Liquidity respite for exporters; compliance liability to ease for SMEs

 

The 22nd Goods and Service Tax (GST) council meeting held on 6th October 2017 was primarily targeted towards providing liquidity respite to exporters as well as lowering of compliance burden for small and medium enterprises (SME). CRISIL Research believes that the government’s move to relax IGST for six months and faster processing of refunds for exporters, would address their liquidity issue and improve business efficiencies in the short term.
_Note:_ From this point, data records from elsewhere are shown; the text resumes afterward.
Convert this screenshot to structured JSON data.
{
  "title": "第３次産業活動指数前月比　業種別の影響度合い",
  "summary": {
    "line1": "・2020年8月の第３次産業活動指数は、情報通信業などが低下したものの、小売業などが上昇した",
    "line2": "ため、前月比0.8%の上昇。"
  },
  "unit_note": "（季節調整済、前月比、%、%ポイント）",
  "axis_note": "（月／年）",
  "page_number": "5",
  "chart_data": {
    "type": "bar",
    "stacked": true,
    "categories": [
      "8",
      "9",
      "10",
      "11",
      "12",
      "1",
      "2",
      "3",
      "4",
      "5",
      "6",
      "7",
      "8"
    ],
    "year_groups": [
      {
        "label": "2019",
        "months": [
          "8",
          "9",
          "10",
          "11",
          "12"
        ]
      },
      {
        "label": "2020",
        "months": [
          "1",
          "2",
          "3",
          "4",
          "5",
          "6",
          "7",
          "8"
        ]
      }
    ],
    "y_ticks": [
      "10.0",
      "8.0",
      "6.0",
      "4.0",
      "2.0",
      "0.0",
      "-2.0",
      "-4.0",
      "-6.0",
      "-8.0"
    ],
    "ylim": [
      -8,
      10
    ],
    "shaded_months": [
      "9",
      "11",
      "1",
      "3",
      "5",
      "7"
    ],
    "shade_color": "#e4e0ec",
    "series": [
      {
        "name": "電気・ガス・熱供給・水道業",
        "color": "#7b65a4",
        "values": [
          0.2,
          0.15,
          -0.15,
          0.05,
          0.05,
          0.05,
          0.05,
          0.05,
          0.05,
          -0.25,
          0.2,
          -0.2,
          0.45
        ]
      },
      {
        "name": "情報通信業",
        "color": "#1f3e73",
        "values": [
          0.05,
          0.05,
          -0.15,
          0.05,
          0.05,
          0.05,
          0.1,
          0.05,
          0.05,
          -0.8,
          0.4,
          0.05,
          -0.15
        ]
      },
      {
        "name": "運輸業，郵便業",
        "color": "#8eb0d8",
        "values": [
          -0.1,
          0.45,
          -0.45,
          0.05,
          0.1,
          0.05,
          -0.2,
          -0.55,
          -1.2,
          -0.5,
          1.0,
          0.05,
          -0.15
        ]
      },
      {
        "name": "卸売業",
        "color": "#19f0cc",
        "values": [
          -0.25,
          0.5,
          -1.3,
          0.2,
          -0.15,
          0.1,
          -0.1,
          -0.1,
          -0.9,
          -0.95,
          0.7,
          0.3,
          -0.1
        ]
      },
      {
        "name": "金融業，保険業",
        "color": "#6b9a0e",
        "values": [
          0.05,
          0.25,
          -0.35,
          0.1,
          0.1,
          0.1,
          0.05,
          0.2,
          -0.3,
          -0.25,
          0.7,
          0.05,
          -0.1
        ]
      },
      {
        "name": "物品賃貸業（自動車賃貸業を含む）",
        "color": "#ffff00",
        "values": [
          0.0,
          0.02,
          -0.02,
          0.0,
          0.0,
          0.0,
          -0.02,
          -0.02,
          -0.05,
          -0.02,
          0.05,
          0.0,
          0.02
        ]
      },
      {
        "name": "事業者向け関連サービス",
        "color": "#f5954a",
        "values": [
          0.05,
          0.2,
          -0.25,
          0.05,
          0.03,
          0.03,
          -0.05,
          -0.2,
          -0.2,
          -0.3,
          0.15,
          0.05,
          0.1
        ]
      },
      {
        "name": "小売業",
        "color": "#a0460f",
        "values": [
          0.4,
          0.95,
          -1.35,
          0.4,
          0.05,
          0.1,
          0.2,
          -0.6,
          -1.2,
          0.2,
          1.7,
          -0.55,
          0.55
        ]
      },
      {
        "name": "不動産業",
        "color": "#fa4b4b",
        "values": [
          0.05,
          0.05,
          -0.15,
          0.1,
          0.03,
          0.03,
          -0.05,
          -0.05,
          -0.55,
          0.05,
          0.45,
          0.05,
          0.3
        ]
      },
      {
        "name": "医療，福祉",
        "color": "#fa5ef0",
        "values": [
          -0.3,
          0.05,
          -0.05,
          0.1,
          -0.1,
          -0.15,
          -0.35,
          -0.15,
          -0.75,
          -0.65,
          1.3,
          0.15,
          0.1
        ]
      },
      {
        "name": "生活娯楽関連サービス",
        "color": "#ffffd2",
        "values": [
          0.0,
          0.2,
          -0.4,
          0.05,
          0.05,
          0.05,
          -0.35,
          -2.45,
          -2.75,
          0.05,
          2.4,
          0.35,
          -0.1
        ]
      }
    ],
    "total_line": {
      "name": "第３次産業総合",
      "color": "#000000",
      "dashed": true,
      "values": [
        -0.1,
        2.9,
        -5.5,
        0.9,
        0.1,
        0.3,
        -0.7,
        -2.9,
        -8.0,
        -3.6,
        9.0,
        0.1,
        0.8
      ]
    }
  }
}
Moreover, reducing compliance burden for SME would widen the tax base under GST. Further, tax rates have been reduced on air conditioned (A/C) restaurants from 18% to 12%.

 

Lowering compliance cost for SME to widen the tax base

 

Implementation of GST burdened the SME sector following increase in compliance cost on account of filing 3 monthly returns and 1 annual return (total 37 returns per annum). In the 22nd GST council meeting, the Government eased return filing process from monthly to quarterly for SME’s who have annual turnover of less than Rs 150 million. Government also raised the annual turnover limit under composition scheme from Rs 7.5 million to Rs 10 million, enabling players to pay taxes at concessional rate. CRISIL Research believes that quarterly return filings by SME and increasing the turnover limit under composition scheme would widen the tax payer’s base.